O soldado americano e o hacker inglês

Atualizado em 13 de junho de 2013 às 17:43
Como nos tempos da Guerra do Ópio, a justiça continua ao lado de quem tem canhões mais fortes

 

O soldado americano que matou 16 pessoas no Afeganistão foi retirado do país pelas forças militares dos Estados Unidos. Isso quer dizer: ele não vai responder pelo crime no lugar em que o cometeu. Os afegãos queriam levá-lo a um tribunal local, mas foi o triunfo da esperança sobre a experiência. (Imagine o que aconteceria se um afegão matasse inocentes em Nova York, por exemplo.)

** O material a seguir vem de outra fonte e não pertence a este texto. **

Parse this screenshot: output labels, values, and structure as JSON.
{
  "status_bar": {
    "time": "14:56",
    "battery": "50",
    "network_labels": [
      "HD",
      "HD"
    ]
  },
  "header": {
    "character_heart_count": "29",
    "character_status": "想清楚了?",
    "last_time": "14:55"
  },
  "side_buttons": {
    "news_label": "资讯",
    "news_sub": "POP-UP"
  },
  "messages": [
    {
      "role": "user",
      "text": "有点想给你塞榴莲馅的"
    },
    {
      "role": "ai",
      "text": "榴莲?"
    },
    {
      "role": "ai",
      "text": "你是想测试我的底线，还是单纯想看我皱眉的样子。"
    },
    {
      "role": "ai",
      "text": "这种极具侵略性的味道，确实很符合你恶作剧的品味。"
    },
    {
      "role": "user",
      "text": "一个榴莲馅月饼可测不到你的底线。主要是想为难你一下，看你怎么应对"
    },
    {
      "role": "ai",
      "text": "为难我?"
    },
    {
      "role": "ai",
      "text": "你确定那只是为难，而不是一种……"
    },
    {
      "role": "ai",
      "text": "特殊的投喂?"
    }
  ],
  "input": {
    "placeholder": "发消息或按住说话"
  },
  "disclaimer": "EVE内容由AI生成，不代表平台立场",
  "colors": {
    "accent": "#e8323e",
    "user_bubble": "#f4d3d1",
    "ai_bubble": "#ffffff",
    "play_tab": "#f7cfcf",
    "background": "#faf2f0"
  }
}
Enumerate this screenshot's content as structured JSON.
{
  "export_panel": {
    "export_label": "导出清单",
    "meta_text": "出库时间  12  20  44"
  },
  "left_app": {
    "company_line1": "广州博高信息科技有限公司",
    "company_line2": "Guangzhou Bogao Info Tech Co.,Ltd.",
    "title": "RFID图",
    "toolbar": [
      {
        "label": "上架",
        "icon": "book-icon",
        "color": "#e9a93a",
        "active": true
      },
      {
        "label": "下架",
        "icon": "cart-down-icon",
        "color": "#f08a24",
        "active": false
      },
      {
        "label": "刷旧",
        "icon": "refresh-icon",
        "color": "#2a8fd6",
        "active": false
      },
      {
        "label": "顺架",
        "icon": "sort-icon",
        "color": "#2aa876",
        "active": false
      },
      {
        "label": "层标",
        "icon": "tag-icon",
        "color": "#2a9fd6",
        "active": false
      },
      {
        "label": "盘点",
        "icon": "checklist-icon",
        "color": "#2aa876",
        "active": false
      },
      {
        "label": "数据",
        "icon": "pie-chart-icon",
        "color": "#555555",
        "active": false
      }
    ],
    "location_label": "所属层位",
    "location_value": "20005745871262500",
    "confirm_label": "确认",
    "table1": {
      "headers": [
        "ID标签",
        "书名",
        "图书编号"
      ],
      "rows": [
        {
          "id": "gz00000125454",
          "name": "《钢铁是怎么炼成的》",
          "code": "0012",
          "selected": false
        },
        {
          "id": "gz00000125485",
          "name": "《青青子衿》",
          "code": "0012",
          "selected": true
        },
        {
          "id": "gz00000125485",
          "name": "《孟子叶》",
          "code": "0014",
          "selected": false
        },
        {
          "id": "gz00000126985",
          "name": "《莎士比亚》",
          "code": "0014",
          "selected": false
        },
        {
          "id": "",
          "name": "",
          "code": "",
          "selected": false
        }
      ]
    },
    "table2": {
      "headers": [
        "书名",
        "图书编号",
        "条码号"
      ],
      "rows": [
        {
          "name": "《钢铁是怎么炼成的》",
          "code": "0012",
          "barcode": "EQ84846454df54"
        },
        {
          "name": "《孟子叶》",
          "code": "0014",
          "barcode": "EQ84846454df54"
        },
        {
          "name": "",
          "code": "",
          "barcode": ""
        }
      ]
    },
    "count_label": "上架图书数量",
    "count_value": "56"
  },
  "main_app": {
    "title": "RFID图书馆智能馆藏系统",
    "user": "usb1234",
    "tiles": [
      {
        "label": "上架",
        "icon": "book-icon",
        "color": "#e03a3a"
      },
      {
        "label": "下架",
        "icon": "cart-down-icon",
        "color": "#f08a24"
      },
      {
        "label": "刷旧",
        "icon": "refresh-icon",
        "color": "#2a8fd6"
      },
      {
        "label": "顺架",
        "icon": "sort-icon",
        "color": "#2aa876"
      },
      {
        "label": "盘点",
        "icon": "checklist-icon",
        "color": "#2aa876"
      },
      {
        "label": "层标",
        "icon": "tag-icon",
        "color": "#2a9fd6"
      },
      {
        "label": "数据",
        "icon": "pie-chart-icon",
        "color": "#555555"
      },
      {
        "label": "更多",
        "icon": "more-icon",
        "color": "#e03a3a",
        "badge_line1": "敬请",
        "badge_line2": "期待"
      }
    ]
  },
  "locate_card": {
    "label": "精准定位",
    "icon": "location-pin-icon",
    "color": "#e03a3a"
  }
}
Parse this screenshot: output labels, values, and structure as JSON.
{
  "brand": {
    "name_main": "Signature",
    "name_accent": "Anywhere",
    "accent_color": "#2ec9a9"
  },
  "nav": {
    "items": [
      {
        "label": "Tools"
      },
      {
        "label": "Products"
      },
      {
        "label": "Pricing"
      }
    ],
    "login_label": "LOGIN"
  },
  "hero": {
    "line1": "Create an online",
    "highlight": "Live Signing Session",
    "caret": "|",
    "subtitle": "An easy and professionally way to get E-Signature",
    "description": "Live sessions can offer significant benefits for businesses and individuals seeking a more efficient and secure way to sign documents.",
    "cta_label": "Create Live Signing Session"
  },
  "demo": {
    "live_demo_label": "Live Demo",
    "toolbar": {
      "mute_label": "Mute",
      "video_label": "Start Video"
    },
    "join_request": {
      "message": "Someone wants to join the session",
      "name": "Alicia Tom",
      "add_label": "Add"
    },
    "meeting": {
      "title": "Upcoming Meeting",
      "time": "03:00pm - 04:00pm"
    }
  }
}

Nesta mesma semana, os Estados Unidos conseguiram, da Justiça da Inglaterra, a extradição de um jovem inglês  acusado de piratear filmes na internet, o hacker Gary Mckinnon.

Que o mundo é injusto, sabemos todos. Mas tinha mesmo que ser tanto assim?

A manipulação da Justiça é um velho costume das potências ocidentais. Uma das razões pelas quais, em meados do século 19, a Inglaterra moveu uma guerra contra a China é que os chineses reivindicavam o direito de julgar lá mesmo os crimes perpetrados em seu solo por ingleses. Segundo um historiador inglês escreveu poucas décadas depois, a reivindicação foi uma “insolência” chinesa. (Com a guerra, a Inglaterra conquistaria o direito de impor aos chineses o tráfico do ópio produzido na Índia. Foi a forma encontrada pelos britânicos de equilibrar o comércio com os chineses, de quem os ingleses consumiam chá, seda e porcelana. Foi, também, provavelmente o momento mais baixo do império britânico.)

Passam anos, décadas, mas os hábitos ocidentais permanecem os mesmos nas suas relações com os bárbaros. O soldado americano já não está no Afeganistão. E o jovem inglês vai ser julgado nos Estados Unidos.

Perfeito. Como na guerra entre Inglaterra e China, a justiça continua a obedecer, cegamente, a quem tem os canhões mais potentes.